Kune – a Kenyan food tech startup that delivered ready-to-eat meals at affordable prices has shut down its operations, affecting 90 of its employees.
The Reasons For Closure
Founded in December 2020 by Robin Reecht, Kune closed down four months after commencing its operations. The startup in June 2021 raised $1 million in a pre-seed funding round and also borrowed an undisclosed amount from a bank in Kenya. Earlier this year, the startup hinted it was raising $3.5 million from local and international investors to ramp up their production capacity.
Announcing the closure of its business, Reecht in a statement said that Kune’s operations were stopped as a result of “economic downturn and investment markets tightening up”.

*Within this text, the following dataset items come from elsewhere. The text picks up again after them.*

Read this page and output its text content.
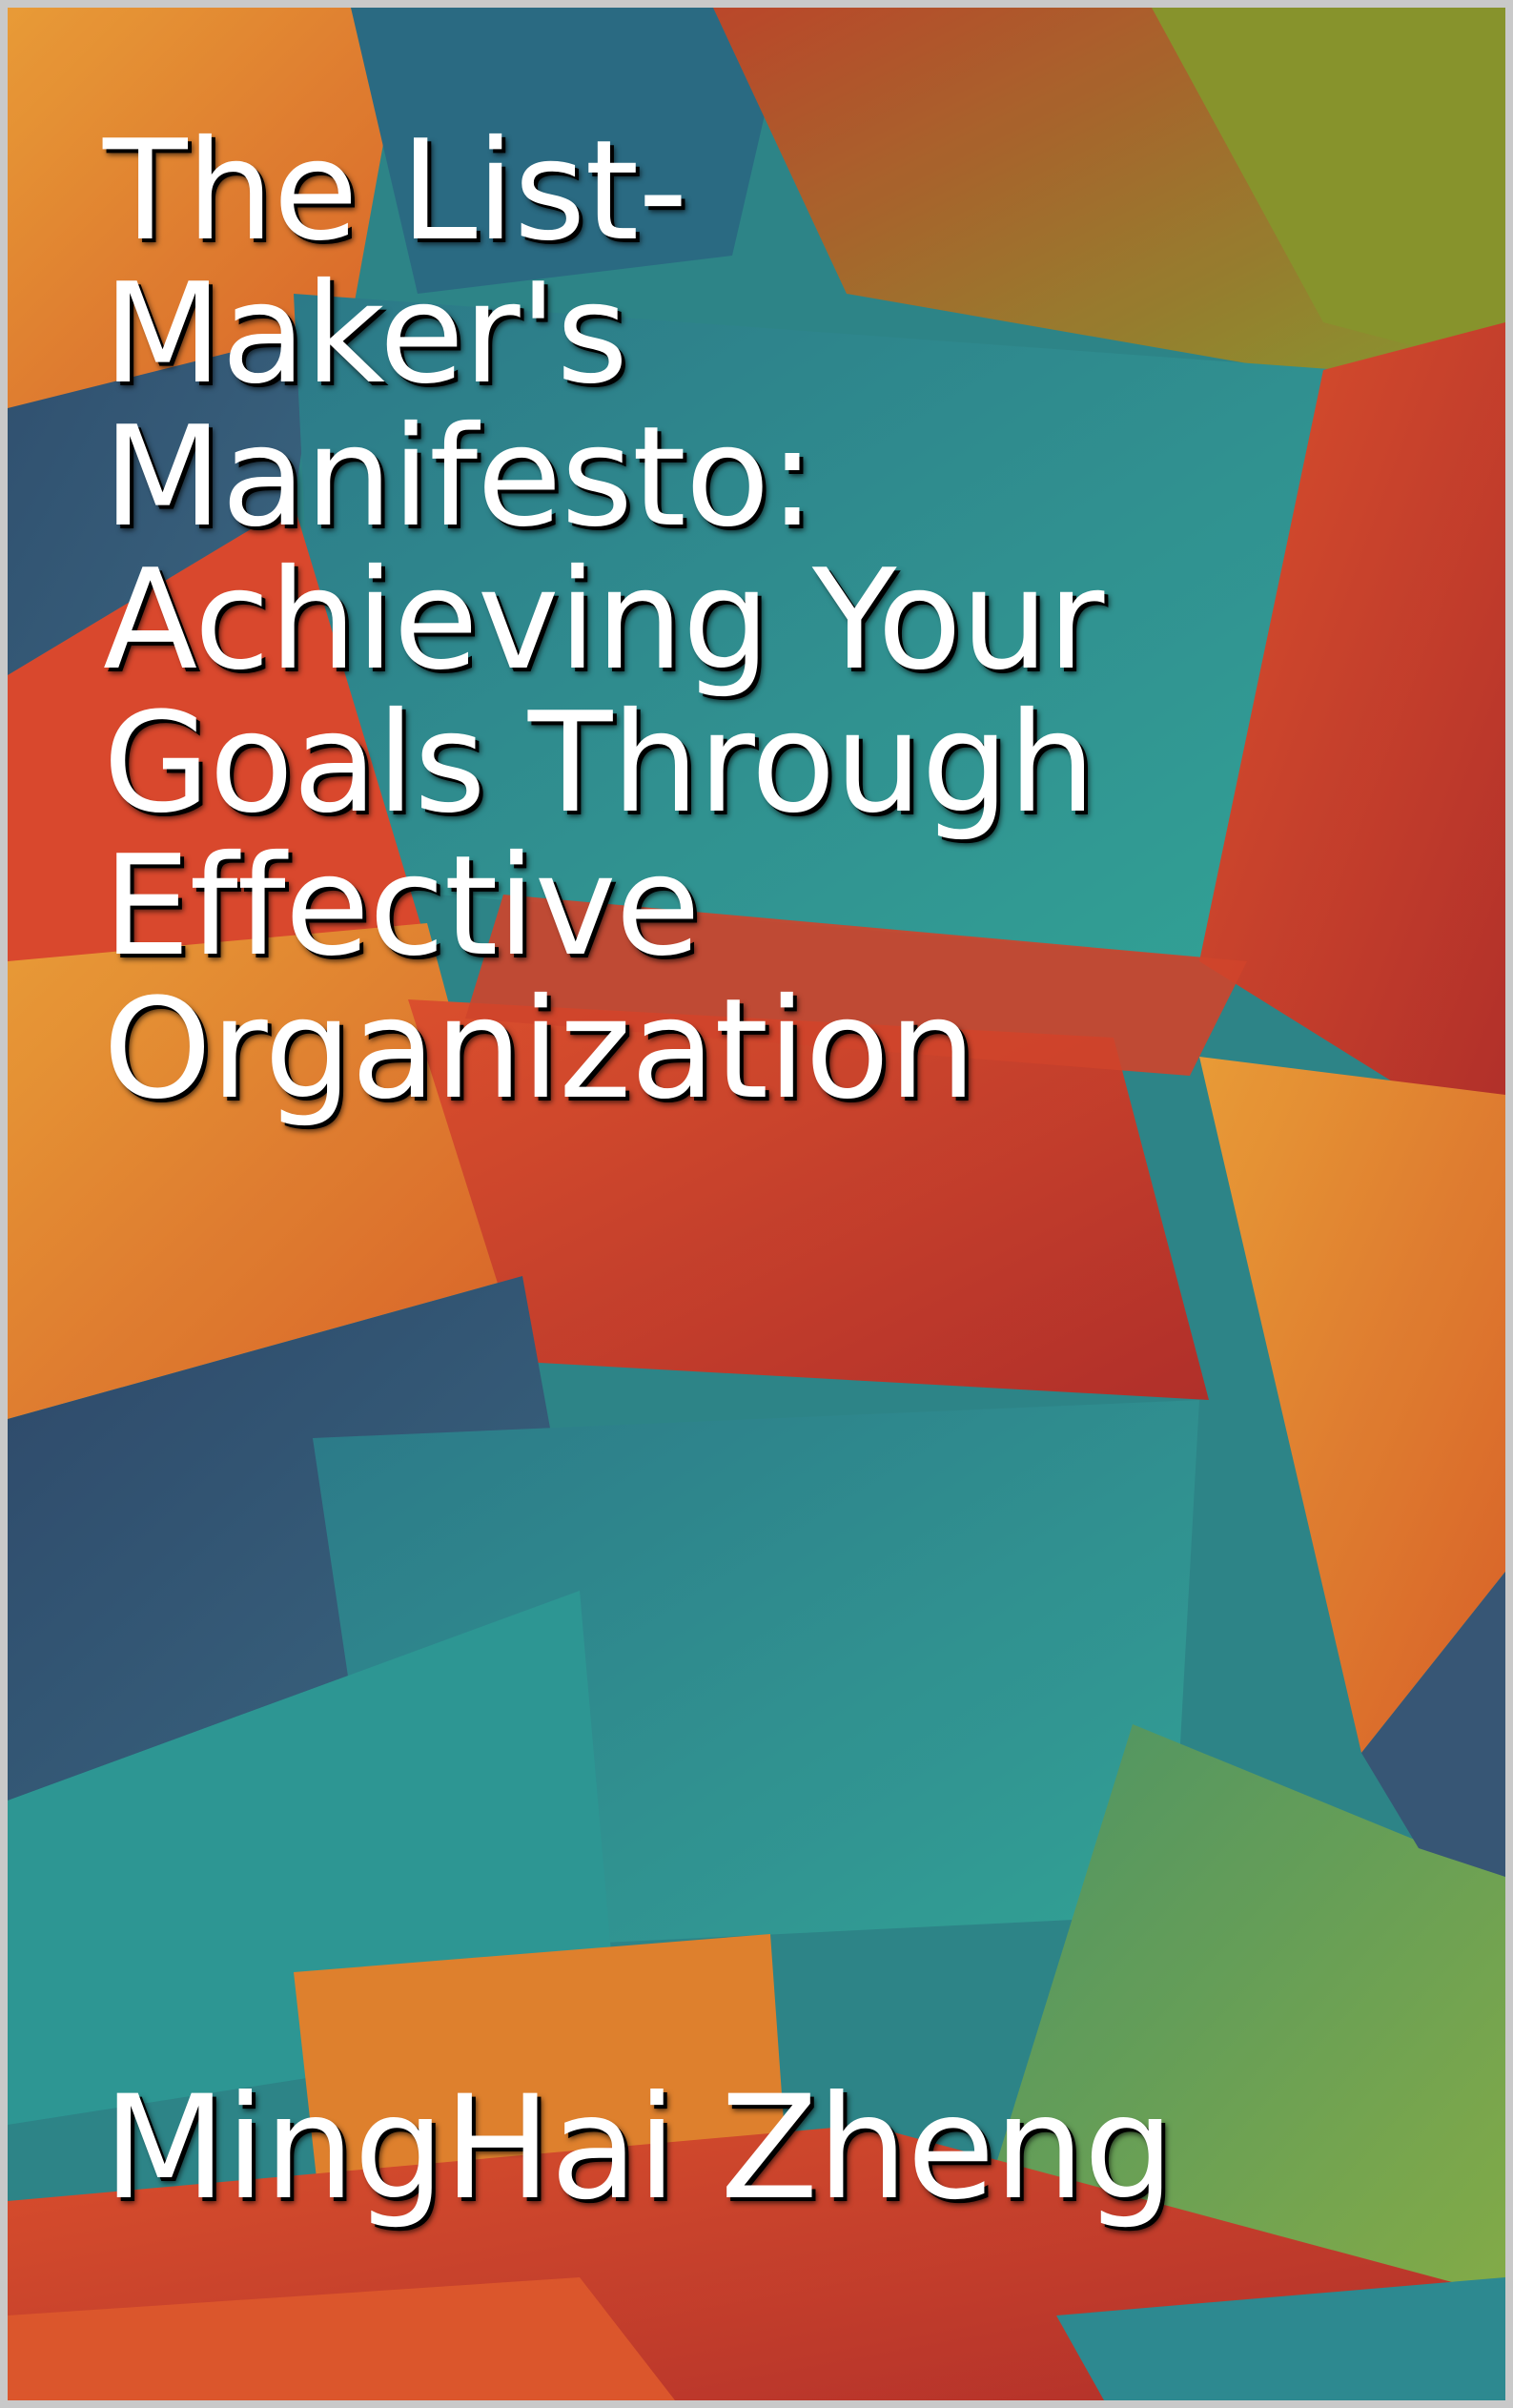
The List-
Maker's
Manifesto:
Achieving Your
Goals Through
Effective
Organization
MingHai Zheng
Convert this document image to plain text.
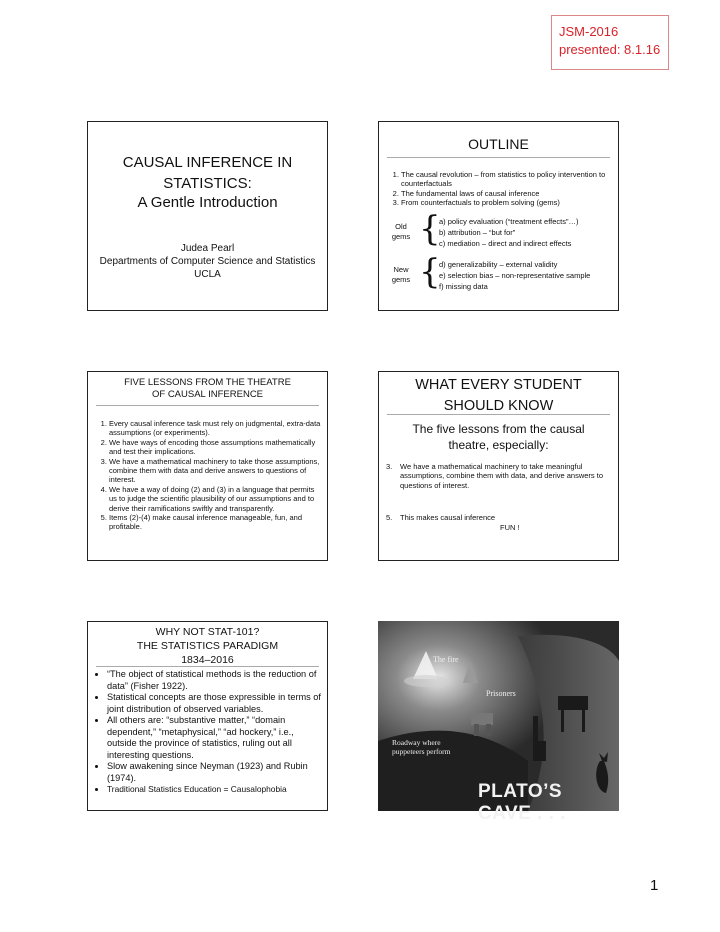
JSM-2016
presented: 8.1.16
CAUSAL INFERENCE IN
STATISTICS:
A Gentle Introduction
Judea Pearl
Departments of Computer Science and Statistics
UCLA
OUTLINE
1. The causal revolution – from statistics to policy intervention to counterfactuals
2. The fundamental laws of causal inference
3. From counterfactuals to problem solving (gems)
Old gems {
a) policy evaluation (“treatment effects”…)
b) attribution – “but for”
c) mediation – direct and indirect effects
New gems {
d) generalizability – external validity
e) selection bias – non-representative sample
f) missing data
FIVE LESSONS FROM THE THEATRE
OF CAUSAL INFERENCE
1. Every causal inference task must rely on judgmental, extra-data assumptions (or experiments).
2. We have ways of encoding those assumptions mathematically and test their implications.
3. We have a mathematical machinery to take those assumptions, combine them with data and derive answers to questions of interest.
4. We have a way of doing (2) and (3) in a language that permits us to judge the scientific plausibility of our assumptions and to derive their ramifications swiftly and transparently.
5. Items (2)-(4) make causal inference manageable, fun, and profitable.
WHAT EVERY STUDENT
SHOULD KNOW
The five lessons from the causal
theatre, especially:
3. We have a mathematical machinery to take meaningful assumptions, combine them with data, and derive answers to questions of interest.
5. This makes causal inference
FUN !
WHY NOT STAT-101?
THE STATISTICS PARADIGM
1834–2016
• “The object of statistical methods is the reduction of data” (Fisher 1922).
• Statistical concepts are those expressible in terms of joint distribution of observed variables.
• All others are: “substantive matter,” “domain dependent,” “metaphysical,” “ad hockery,” i.e., outside the province of statistics, ruling out all interesting questions.
• Slow awakening since Neyman (1923) and Rubin (1974).
• Traditional Statistics Education = Causalophobia
The fire
Prisoners
Roadway where puppeteers perform
PLATO’S CAVE . . .
1
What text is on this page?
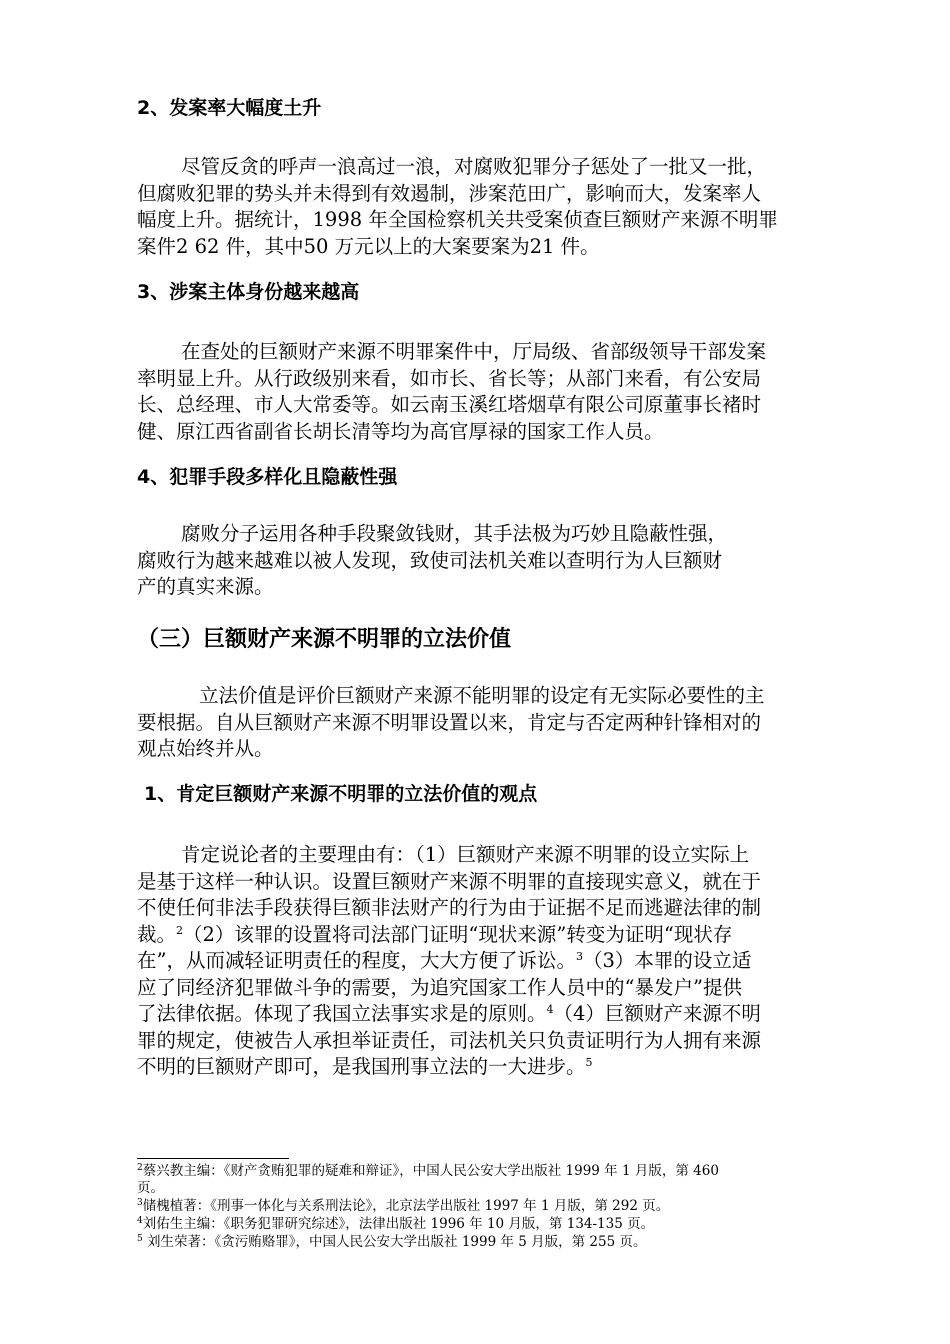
2、发案率大幅度土升
尽管反贪的呼声一浪高过一浪，对腐败犯罪分子惩处了一批又一批，
但腐败犯罪的势头并未得到有效遏制，涉案范田广，影响而大，发案率人
幅度上升。据统计，1998 年全国检察机关共受案侦查巨额财产来源不明罪
案件2 62 件，其中50 万元以上的大案要案为21 件。
3、涉案主体身份越来越高
在查处的巨额财产来源不明罪案件中，厅局级、省部级领导干部发案
率明显上升。从行政级别来看，如市长、省长等；从部门来看，有公安局
长、总经理、市人大常委等。如云南玉溪红塔烟草有限公司原董事长褚时
健、原江西省副省长胡长清等均为高官厚禄的国家工作人员。
4、犯罪手段多样化且隐蔽性强
腐败分子运用各种手段聚敛钱财，其手法极为巧妙且隐蔽性强，
腐败行为越来越难以被人发现，致使司法机关难以查明行为人巨额财
产的真实来源。
（三）巨额财产来源不明罪的立法价值
立法价值是评价巨额财产来源不能明罪的设定有无实际必要性的主
要根据。自从巨额财产来源不明罪设置以来，肯定与否定两种针锋相对的
观点始终并从。
1、肯定巨额财产来源不明罪的立法价值的观点
肯定说论者的主要理由有：（1）巨额财产来源不明罪的设立实际上
是基于这样一种认识。设置巨额财产来源不明罪的直接现实意义，就在于
不使任何非法手段获得巨额非法财产的行为由于证据不足而逃避法律的制
裁。$^2$（2）该罪的设置将司法部门证明“现状来源”转变为证明“现状存
在”，从而减轻证明责任的程度，大大方便了诉讼。$^3$（3）本罪的设立适
应了同经济犯罪做斗争的需要，为追究国家工作人员中的“暴发户”提供
了法律依据。体现了我国立法事实求是的原则。$^4$（4）巨额财产来源不明
罪的规定，使被告人承担举证责任，司法机关只负责证明行为人拥有来源
不明的巨额财产即可，是我国刑事立法的一大进步。$^5$

$^2$蔡兴教主编：《财产贪贿犯罪的疑难和辩证》，中国人民公安大学出版社 1999 年 1 月版，第 460

页。

$^3$储槐植著：《刑事一体化与关系刑法论》，北京法学出版社 1997 年 1 月版，第 292 页。

$^4$刘佑生主编：《职务犯罪研究综述》，法律出版社 1996 年 10 月版，第 134-135 页。

$^5$ 刘生荣著：《贪污贿赂罪》，中国人民公安大学出版社 1999 年 5 月版，第 255 页。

“With the current economic downturn and investment markets tightening up, we were unable to raise our next round. Coupled with rising food costs deteriorating our margins, we just couldn’t keep going,” he said.
What Seemed to be the Problem
Kune had sold over 55,000 meals and had acquired 6,000 individual customers and 100 corporate customers with the sale of its meal going at $3 per meal. The startup which was a welcome development by Kenyans still had its share of controversy. In June 2021, Reecht was under a huge lash by some Kenyans on Twitter following his interview on TechCrunch where he stated he was inspired to kick-start Kune after taking a trip to Kenya in November 2020 and having trouble getting affordable ready-to-eat meals.
Reecht said, “After three days of coming into Kenya, I asked where I can get great food at a cheap price, and everybody tell [sic] me it’s impossible,”
“It’s impossible because either you go to the street and you eat street food, which is really cheap but with not-so-good quality, or you order on UberEats, Glovo or Jumia, where you get quality but you have to pay at least $10”, he added.
Aggrieved by his comments, Kenyans voicing their critiques alleged that Reecht’s ability to secure funding so quickly was due to his white privilege rather than his business plan, which some believed aimed to solve a non existent problem. The conversations around Reecht’s statement gave rise to a broader conversation about white privilege and favouritism in tech, as well as Kenya’s neglect of its local founders.
The Rise and Fall Of African Startups
Speaking to Kune’s investors, Reecht said, “Not only did you invest in Kune but you gave us your time, brain-width, connections, and emotional support. I am deeply sorry that Kune’s vision didn’t come true. To betray your confidence is something for which I will never forgive myself.”
Despite the budding strides shown by African startups in the past years, a combined analysis by Business Insider and Business Lite Africa revealed that 11 startups closed their operations between 2021 to 2022. These startups jointly raised $3.6 million dollars within the first few years of their existence.
The startups had 80% of them having an all-African led team with 20% of them having a mix of whites and Africans. This is showing the shutdown rates for startups on the African continent between 2010-2018 at 54.20%.
Further, the analysis showed that Ethiopia (75%), Rwanda (75%) and Ghana (73.91%) were among the countries that experienced the highest shutdown rates amongst startups while Nigeria – among prominent startups hubs in Africa – witnessed maximum shutdowns at 61.05%, followed by Kenya at 58.73% and South Africa 54.39%.
The reasons for most of their shutdowns were attached to onerous terms and conditions of investors, harsh business environment, adequate funding and poor internet infrastructure.
Going forward, the African continent requires remedies to the highlighted issues raised to fit a more robust ecosystem moving forward.